Ever wondered what a day in the life of a staff member at the College is like? The hundreds of different people who work at the College are amazing, hardworking members of the community, so we decided to introduce the “Behind the Uniform” column to get to know some of them a little bit better.
Lisa Armstrong has worked in Dining Services at the College for 20 years and has plenty of stories to share about her time here. “When I started working here,” she said, “Paresky didn’t exist; that was Baxter Hall. I began as a dish room worker in Mission Hall.” After working at Mission, she moved to Greylock Dining Hall and then to Driscoll, where she has been ever since. During the summers, Armstrong works in the Faculty House Dining Hall. She feels that every dining hall has its own unique personality and likes Driscoll for its “supportive and friendly atmosphere. There is always someone willing to cover your shift for you if you can’t,” she explained. Armstrong herself is one of these helpful people and sometime works at the Eco Café when someone cannot make their shift there. She also considers herself to be a “jack of all trades”; she has made an effort to work in different departments over the years, and she knows just about everything that gets done in a dining hall.

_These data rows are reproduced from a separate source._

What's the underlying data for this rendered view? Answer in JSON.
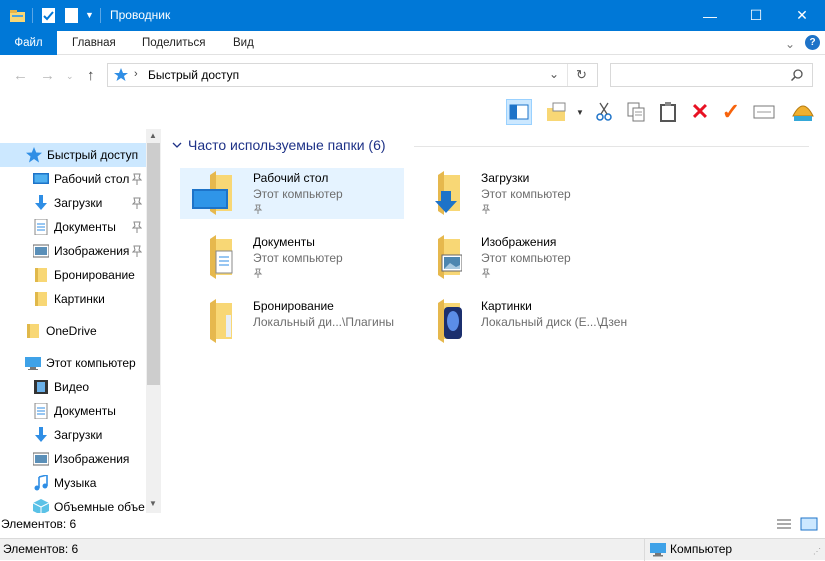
{
  "window": {
    "title": "Проводник",
    "minimize": "—",
    "maximize": "☐",
    "close": "✕"
  },
  "ribbon": {
    "tabs": [
      "Файл",
      "Главная",
      "Поделиться",
      "Вид"
    ],
    "help": "?",
    "expand": "⌄"
  },
  "address": {
    "path": "Быстрый доступ",
    "search_placeholder": ""
  },
  "nav": {
    "items": [
      {
        "label": "Быстрый доступ",
        "icon": "star-icon",
        "pinned": false,
        "selected": true
      },
      {
        "label": "Рабочий стол",
        "icon": "desktop-icon",
        "pinned": true
      },
      {
        "label": "Загрузки",
        "icon": "download-icon",
        "pinned": true
      },
      {
        "label": "Документы",
        "icon": "document-icon",
        "pinned": true
      },
      {
        "label": "Изображения",
        "icon": "pictures-icon",
        "pinned": true
      },
      {
        "label": "Бронирование",
        "icon": "folder-icon",
        "pinned": false
      },
      {
        "label": "Картинки",
        "icon": "folder-icon",
        "pinned": false
      },
      {
        "label": "OneDrive",
        "icon": "folder-icon",
        "pinned": false
      },
      {
        "label": "Этот компьютер",
        "icon": "computer-icon",
        "pinned": false
      },
      {
        "label": "Видео",
        "icon": "video-icon",
        "pinned": false
      },
      {
        "label": "Документы",
        "icon": "document-icon",
        "pinned": false
      },
      {
        "label": "Загрузки",
        "icon": "download-icon",
        "pinned": false
      },
      {
        "label": "Изображения",
        "icon": "pictures-icon",
        "pinned": false
      },
      {
        "label": "Музыка",
        "icon": "music-icon",
        "pinned": false
      },
      {
        "label": "Объемные объе",
        "icon": "3d-objects-icon",
        "pinned": false
      }
    ]
  },
  "content": {
    "group_title": "Часто используемые папки (6)",
    "tiles": [
      {
        "name": "Рабочий стол",
        "location": "Этот компьютер",
        "pinned": true,
        "icon": "desktop-folder-icon"
      },
      {
        "name": "Загрузки",
        "location": "Этот компьютер",
        "pinned": true,
        "icon": "downloads-folder-icon"
      },
      {
        "name": "Документы",
        "location": "Этот компьютер",
        "pinned": true,
        "icon": "documents-folder-icon"
      },
      {
        "name": "Изображения",
        "location": "Этот компьютер",
        "pinned": true,
        "icon": "pictures-folder-icon"
      },
      {
        "name": "Бронирование",
        "location": "Локальный ди...\\Плагины",
        "pinned": false,
        "icon": "folder-icon"
      },
      {
        "name": "Картинки",
        "location": "Локальный диск (E...\\Дзен",
        "pinned": false,
        "icon": "media-folder-icon"
      }
    ]
  },
  "status": {
    "inner": "Элементов: 6",
    "outer": "Элементов: 6",
    "computer": "Компьютер"
  },
  "colors": {
    "accent": "#0078d7",
    "selection": "#cce8ff",
    "folder": "#f8d775",
    "group_title": "#1e3287"
  }
}
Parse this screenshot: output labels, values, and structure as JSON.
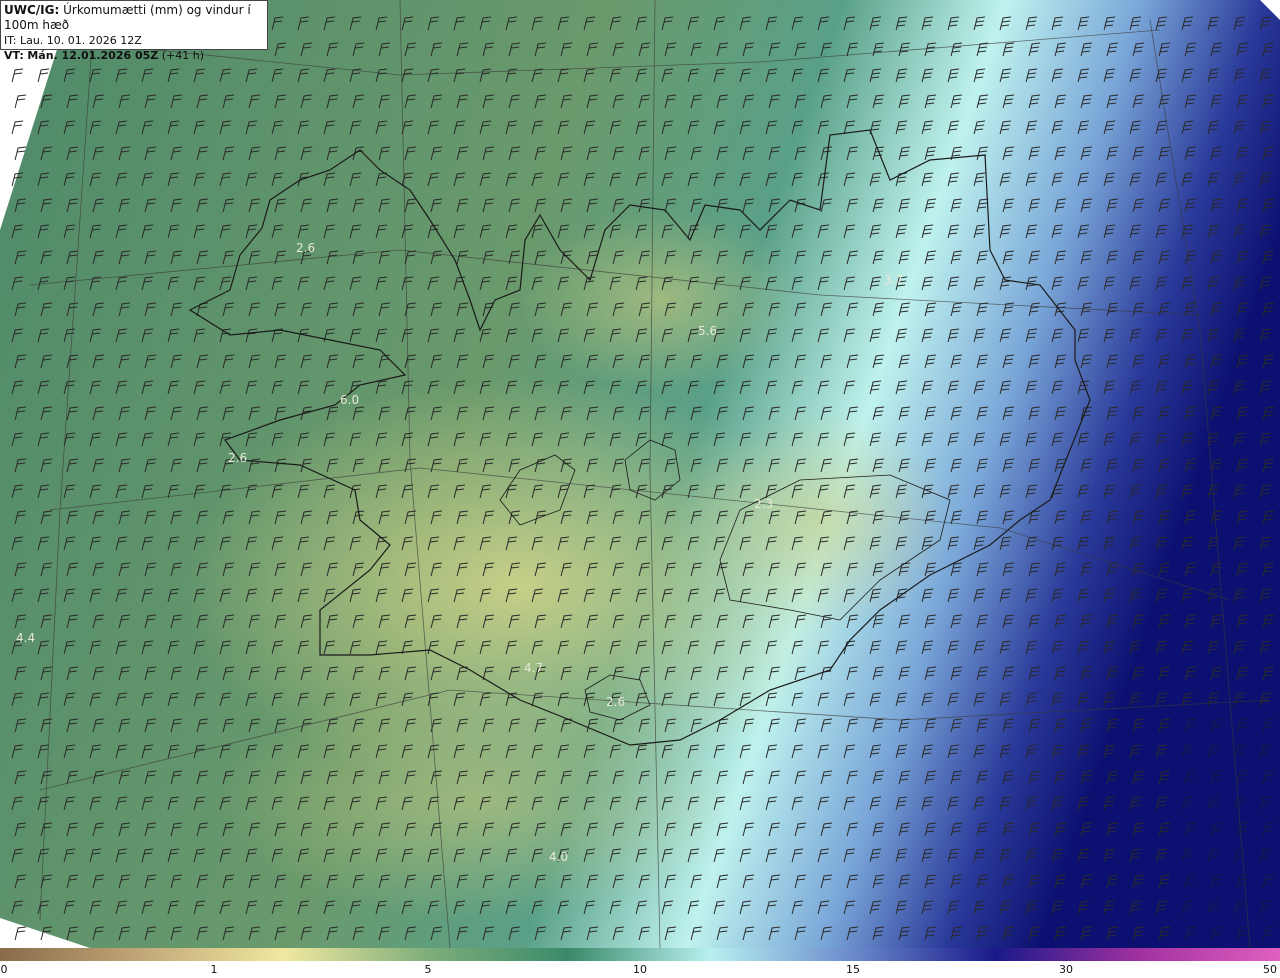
{
  "header": {
    "model": "UWC/IG:",
    "title": "Úrkomumætti (mm) og vindur í 100m hæð",
    "it_line": "IT: Lau. 10. 01. 2026 12Z",
    "vt_prefix": "VT:",
    "vt_time": "Mán. 12.01.2026 05Z",
    "vt_offset": "(+41 h)"
  },
  "map_labels": [
    {
      "text": "2.6"
    },
    {
      "text": "3.7"
    },
    {
      "text": "5.6"
    },
    {
      "text": "6.0"
    },
    {
      "text": "2.6"
    },
    {
      "text": "2.3"
    },
    {
      "text": "4.4"
    },
    {
      "text": "4.7"
    },
    {
      "text": "2.6"
    },
    {
      "text": "4.0"
    }
  ],
  "colorbar": {
    "ticks": [
      "0",
      "1",
      "5",
      "10",
      "15",
      "30",
      "50"
    ],
    "colors": [
      "#8a6a4a",
      "#c2a878",
      "#f0e8a0",
      "#7fae7a",
      "#3a8a6a",
      "#b8f0f0",
      "#6a8acc",
      "#1a1a8a",
      "#a030a0",
      "#e060c0"
    ]
  }
}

A typical morning starts at 6:30 a.m., when Armstrong fills the cereal, sets up the salad bar and makes sure everything is in stock. As a salad bar preparer, Armstrong makes a point to ask students (vegetarians in particular) how they would improve the salad bar. In her spare time, she says she goes “to spinning classes in Lasell Gym and to boot camp at Greylock Hall to keep fit.”
Lisa has lived in North Adams for most of her life. She grew up in North Adams, moved to Bennington, Vt., after high school, and then to Hoosick Falls, N.Y., after that. She returned to North Adams from Hoosick Falls to be with her parents. Armstrong is the oldest of six kids, with eight nieces and nephews and has a 22-year-old daughter and a dog.
When asked what her favorite thing about the College is, Armstrong replied: “The students. They’re just great. It’s the best thing when a kid will come behind the counter to hug you and wish you a happy New Year.” And the students love Armstrong, too. Last fall, she was invited to speak at Storytime. “I went with my daughter,” she said. “It was wonderful. They made my favorite cookies – peanut butter – and asked me questions about my life and asked my daughter what it was like living with me.” Students also often stay in contact with her after they graduate, and send her letters and photos from their new lives. Her daughter, too, seems to be enjoying the role the College has in their lives: She is still in contact with her “big sister” from the College. “She’s almost like a daughter to me!” Armstrong said of this particular student.
Armstrong has collected quite a few wild stories from her time at the College. A few years ago, the women’s rugby team was trying to break the world record for the longest rugby game ever played. At one point, however, the game’s official timer ran out of battery and died. Only Armstrong and her friend had their watches, so the pressure was placed on them to keep time for the rest of the game. The game lasted 24 hours and managed to break the existing record.
Armstrong also had many tales to share when asked for interesting stories about dining hall mishaps. One day, Armstrong accidently spilled salad dressing all over a table and the Greylock Hall floor at right before they opened for Christmas dinner. It was all hands on deck as everyone rushed to clean up the mess and to put a new cloth on the table. Thankfully, they managed to get the spill cleaned before everyone came in for dinner. When the manager came in shortly after and asked why all the dining staff members were laughing, all they could muster was a quick, “We’ll tell you after dinner.”
Much has changed in Armstrong’s 20 years at the College. “We used to have to serve students portioned amounts of food,” she said, whereas now most dining halls allow students to serve themselves at the buffet. But much has stayed the same for Armstrong. One example is Mountain Day, which is a favorite day of Armstrong’s because, “the whole school comes together. We get to leave the dining halls for a day, and students will wake up early to help dress the tables.”